Co-Rotating Frame

Let us transform to a non-inertial frame of reference rotating with angular velocity $\omega$ about an axis normal to the orbital plane of masses $m_1$ and $m_2$, and passing through their center of mass. It follows that masses $m_1$ and $m_2$ appear stationary in this new reference frame. Let us define a Cartesian coordinate system $(x,\,y,\,z)$ in the rotating frame of reference which is such that masses $m_1$ and $m_2$ always lie on the $x$-axis, and the $z$-axis is parallel to the previously defined $\zeta$-axis. It follows that masses $m_1$ and $m_2$ have the fixed position vectors ${\bf r}_1=\mu_2\,(-1,\,0,\,0)$ and ${\bf r}_2=\mu_1\,(1,\,0,\,0)$ in our new coordinate system. Finally, let the position vector of mass $m_3$ be ${\bf r}=(x,\, y,\, z)$--see Figure 48.

Figure 48: The co-rotating frame.

According to Chapter 7, the equation of motion of mass $m_3$ in the rotating reference frame takes the form

$$\ddot{\bf r} + 2\,\mbox{\boldmath$\omega$}\times \dot{\bf r}... ...ldmath$\omega$}\times(\mbox{\boldmath$\omega$}\times {\bf r}),$$ (1050)

where $\mbox{\boldmath$\omega$}=(0,\,0,\,\omega)$, and

$$\rho_1^{\,2} = (x+\mu_2)^2+y^2 + z^2,$$ (1051)

$$\rho_2^{\,2} = (x-\mu_1)^2+y^2 + z^2.$$ (1052)

Here, the second term on the left-hand side of Equation (1050) is the Coriolis acceleration, whereas the final term on the right-hand side is the centrifugal acceleration.

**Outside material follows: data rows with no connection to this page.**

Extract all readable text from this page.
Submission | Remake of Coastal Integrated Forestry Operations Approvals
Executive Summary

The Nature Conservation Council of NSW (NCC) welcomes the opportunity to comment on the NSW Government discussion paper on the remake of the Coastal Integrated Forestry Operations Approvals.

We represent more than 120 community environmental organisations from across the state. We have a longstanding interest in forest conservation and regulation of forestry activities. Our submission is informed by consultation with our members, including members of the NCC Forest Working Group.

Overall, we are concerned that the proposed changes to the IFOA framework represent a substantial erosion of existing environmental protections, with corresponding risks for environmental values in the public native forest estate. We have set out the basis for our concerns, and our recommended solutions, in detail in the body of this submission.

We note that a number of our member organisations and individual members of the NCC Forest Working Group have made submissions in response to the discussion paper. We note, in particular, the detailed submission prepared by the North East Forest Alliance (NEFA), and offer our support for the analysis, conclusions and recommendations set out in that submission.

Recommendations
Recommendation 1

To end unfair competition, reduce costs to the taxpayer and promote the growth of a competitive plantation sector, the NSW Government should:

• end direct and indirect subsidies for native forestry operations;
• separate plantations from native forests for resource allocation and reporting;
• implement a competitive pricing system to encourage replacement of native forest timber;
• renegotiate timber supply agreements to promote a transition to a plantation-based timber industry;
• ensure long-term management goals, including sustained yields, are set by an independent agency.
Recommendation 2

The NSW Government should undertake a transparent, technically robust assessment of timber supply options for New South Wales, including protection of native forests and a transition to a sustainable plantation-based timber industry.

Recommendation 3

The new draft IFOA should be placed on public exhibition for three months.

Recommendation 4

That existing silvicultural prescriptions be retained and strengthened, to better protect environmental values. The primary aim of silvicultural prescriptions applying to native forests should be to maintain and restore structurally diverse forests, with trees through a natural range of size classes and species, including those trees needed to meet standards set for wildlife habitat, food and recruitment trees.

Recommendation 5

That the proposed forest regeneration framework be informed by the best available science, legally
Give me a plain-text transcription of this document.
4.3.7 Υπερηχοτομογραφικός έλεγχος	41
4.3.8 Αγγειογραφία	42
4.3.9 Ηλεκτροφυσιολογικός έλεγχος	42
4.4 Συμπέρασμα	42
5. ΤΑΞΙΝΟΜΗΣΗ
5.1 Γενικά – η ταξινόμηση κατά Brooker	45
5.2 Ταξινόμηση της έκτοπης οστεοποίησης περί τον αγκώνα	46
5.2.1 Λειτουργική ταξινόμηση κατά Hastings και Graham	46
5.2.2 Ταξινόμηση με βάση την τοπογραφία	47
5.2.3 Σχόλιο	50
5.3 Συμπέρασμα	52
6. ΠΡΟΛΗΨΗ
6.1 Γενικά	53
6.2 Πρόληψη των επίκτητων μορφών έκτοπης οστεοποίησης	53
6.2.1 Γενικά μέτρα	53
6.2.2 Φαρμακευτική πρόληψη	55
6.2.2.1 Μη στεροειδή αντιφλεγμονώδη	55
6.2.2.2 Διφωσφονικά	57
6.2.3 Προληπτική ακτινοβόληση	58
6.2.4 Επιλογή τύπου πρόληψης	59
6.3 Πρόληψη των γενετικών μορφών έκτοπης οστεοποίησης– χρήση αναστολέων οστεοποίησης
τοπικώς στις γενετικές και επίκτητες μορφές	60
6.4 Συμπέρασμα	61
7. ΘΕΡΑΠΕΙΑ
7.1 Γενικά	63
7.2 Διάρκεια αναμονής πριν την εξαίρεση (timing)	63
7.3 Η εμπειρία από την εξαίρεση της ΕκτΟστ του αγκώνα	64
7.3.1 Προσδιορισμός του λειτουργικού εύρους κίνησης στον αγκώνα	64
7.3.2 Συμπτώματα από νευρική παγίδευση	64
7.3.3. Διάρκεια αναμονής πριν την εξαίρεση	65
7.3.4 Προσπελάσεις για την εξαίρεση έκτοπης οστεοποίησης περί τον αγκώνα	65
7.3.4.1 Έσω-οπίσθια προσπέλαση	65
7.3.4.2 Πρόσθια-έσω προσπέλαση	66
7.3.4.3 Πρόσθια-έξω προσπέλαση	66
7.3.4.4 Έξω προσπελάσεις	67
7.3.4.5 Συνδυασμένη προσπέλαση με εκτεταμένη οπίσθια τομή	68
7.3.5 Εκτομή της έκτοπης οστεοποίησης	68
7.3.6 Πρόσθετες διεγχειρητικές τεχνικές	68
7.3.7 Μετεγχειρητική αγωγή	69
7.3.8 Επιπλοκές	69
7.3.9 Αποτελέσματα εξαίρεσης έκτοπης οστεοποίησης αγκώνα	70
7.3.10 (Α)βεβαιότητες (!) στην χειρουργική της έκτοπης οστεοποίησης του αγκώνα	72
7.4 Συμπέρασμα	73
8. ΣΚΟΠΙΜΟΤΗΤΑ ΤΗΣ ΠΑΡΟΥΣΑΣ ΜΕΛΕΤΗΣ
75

The components of Equation (1050) reduce to

$$\ddot{x} - 2\,\omega\,\dot{y} = - \frac{\mu_1\,(x+\mu_2)}{\rho_1^{\,3}}- \frac{\mu_2\,(x-\mu_1)}{\rho_2^{\,3}} + \omega^2\,x,$$ (1053)

$$\ddot{y} + 2\,\omega\,\dot{x} = - \frac{\mu_1\,y}{\rho_1^{\,3}}- \frac{\mu_2\,y}{\rho_2^{\,3}} + \omega^2\,y,$$ (1054)

$$\ddot{z} = - \frac{\mu_1\,z}{\rho_1^{\,3}}- \frac{\mu_2\,z}{\rho_2^{\,3}},$$ (1055)

which yield

$$\ddot{x} - 2\,\omega\,\dot{y} = -\frac{\partial U}{\partial x},$$ (1056)

$$\ddot{y} + 2\,\omega\,\dot{x} = -\frac{\partial U}{\partial y},$$ (1057)

$$\ddot{z} = -\frac{\partial U}{\partial z},$$ (1058)

where

$$U = - \frac{\mu_1}{\rho_1} - \frac{\mu_2}{\rho_2} - \frac{\omega^2}{2}\,(x^2+y^2)$$ (1059)

is the sum of the gravitational and centrifugal potentials.

Now, it follows from Equations (1056)-(1058) that

$$\ddot{x}\,\dot{x} - 2\,\omega\,\dot{x}\,\dot{y} = -\dot{x}\,\frac{\partial U}{\partial x},$$ (1060)

$$\ddot{y}\,\dot{y} + 2\,\omega\,\dot{x}\,\dot{y} = -\dot{y}\,\frac{\partial U}{\partial y},$$ (1061)

$$\ddot{z}\,\dot{z} = -\dot{z}\,\frac{\partial U}{\partial z}.$$ (1062)

Summing the above three equations, we obtain

$$\frac{d}{dt}\left[\frac{1}{2}\left(\dot{x}^2+\dot{y}^2+\dot{z}^2\right) + U\right] = 0.$$ (1063)

In other words,

$$C = - 2\,U - v^2$$ (1064)

is a constant of the motion, where $v^2=\dot{x}^2+\dot{y}^2+\dot{z}^2$. In fact, $C$ is the Jacobi integral introduced in Section 13.3 [it is easily demonstrated that Equations (1039) and (1064) are identical]. Note, finally, that the mass $m_3$ is restricted to regions in which

$$-2\,U \geq C,$$ (1065)

since $v^2$ is a positive definite quantity.